1) Standalone clients or non-managed POJOs(POJOs which are not maintained by Containers) do not support annotation injection. So #EJB will not work.
2) You will have to do a manual JNDI look up from your standalone client.
What you need for this ?
1) Your EJB extending Remote interface. Because Local interface does not expose EJB to Cross Application or Remote calls.
2) Dependency jar files in your standalone client. ie: ORB Jar
3) You will need to know RMI/IIOP port on your server.
4) You will also have to take care if Standalone client and Server use different JDK/JRE implementations. For ex: 1 using SUN JDK and other using IBM JDK.
Follow this for connecting to EJB on Glassfish from a Standalone client >> https://glassfish.java.net/javaee5/ejb/EJB_FAQ.html#StandaloneRemoteEJB
I am learning EJB and I am trying to execute the Helloworld example given in EJB In Action book.
My app server is JBoss, I created the Jar file for the bean class and interface in the right directory( I can see the EJB in JMX console).
Now I created a simple client using EJB annotations, but I am getting a NullPointerException.
Here is my client code.
Client code:
package com.client;
import javax.ejb.EJB;
import com.EJB.*;
public class HelloWorldClient {
#EJB
private static HelloWorldInterface HelloBean;
public static void main(String[] args)
{
HelloBean.SayHelloWorldInEJB();
}
}
Bean class
package com.EJB;
import javax.ejb.Stateless;
#Stateless
public class HelloWorldBean implements HelloWorldInterface {
public void SayHelloWorldInEJB() {
// TODO Auto-generated method stub
System.out.println("Hello world from the world of EJB");
}
}
Interface
package com.EJB;
import javax.ejb.Local;;
#Local
public interface HelloWorldInterface {
public void SayHelloWorldInEJB();
}
Note: I tried using specifying the interface as Remote, it still didn't work.
Steps that I did so far to get to this point.
1) Created the file EJB files
2) Made the build.xml and deployed the EJB.
Am I missing any configuration files ???
Now I created a simple client using EJB annotations, but I am getting a NullPointerException.

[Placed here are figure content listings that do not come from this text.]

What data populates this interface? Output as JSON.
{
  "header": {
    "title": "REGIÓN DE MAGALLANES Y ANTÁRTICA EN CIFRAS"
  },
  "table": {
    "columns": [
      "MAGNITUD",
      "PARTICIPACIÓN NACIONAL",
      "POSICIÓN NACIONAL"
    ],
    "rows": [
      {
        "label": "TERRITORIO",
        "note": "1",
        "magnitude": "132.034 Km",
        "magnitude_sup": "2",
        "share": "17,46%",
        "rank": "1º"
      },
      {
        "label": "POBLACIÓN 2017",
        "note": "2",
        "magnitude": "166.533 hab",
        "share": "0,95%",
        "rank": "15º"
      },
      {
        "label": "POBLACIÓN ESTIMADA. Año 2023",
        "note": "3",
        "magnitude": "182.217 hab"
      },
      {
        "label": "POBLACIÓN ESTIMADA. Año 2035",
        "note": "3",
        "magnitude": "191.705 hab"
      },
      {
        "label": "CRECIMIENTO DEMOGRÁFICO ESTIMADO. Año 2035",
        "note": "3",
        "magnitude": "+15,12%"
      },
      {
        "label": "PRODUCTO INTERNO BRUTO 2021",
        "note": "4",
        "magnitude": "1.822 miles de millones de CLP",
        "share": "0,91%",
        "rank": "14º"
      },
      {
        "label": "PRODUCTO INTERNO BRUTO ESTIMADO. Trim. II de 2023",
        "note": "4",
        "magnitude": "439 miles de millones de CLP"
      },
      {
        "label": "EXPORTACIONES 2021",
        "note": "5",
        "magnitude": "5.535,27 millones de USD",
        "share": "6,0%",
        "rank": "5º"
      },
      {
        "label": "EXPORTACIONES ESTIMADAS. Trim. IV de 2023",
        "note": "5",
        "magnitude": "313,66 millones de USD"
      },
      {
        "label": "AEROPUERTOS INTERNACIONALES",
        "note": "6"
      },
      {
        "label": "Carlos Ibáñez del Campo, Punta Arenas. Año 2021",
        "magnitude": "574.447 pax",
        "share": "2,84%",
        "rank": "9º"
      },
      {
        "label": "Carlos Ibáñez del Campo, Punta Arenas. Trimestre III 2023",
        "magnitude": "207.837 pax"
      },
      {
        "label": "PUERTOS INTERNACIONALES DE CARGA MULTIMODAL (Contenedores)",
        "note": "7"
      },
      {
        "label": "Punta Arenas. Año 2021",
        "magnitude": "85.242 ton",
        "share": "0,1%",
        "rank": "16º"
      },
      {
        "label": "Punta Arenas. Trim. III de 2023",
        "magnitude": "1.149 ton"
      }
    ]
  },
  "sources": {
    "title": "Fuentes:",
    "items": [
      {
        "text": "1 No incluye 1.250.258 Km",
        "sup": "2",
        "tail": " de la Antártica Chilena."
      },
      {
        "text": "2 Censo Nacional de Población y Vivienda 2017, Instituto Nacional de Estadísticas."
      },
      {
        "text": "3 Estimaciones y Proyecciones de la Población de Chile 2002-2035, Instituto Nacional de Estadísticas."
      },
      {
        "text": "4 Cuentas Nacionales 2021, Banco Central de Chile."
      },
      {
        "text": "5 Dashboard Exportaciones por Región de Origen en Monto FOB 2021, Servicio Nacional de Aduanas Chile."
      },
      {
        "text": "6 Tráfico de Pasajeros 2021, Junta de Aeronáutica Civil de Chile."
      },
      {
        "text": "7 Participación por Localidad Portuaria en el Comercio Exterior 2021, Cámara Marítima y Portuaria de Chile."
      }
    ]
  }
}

Your client code looks like an Application Client and such client is supposed to be deployed on the app server and then executed in an Application Client Container (ACC) so that injection can occur. Starting the ACC requires an application server specific command.
The following wiki explains the usage of the ACC in JBoss (how to package, deploy and launch an ACC): How to use an application client in JBoss-5.
If you don't want to use an Application Client Container and instead just run the application client class through a java command, injection won't be possible and you'll have to perform a JNDI lookup.
And in both cases, you'll have to provide and use a remote business interface for your bean.
Resources
How to use an application client in JBoss-5
Creating and Running an Application Client on the GlassFish Server
Related questions
application-client
You would have to make two changes:
Replace the #EJB dependency injection with JNDI lookup. Dependency Injection is not supported for POJOs in EJB 3 (Don't know about EJB 3.1 though )
Then, the interface has to be a remote interface. The reason is that, the client here is a standalone java program - It would be running in JVM different from the web-app JVM.
Both dependency injection through #EJB and having the interface as #Local should work if the client was a servlet in the same server.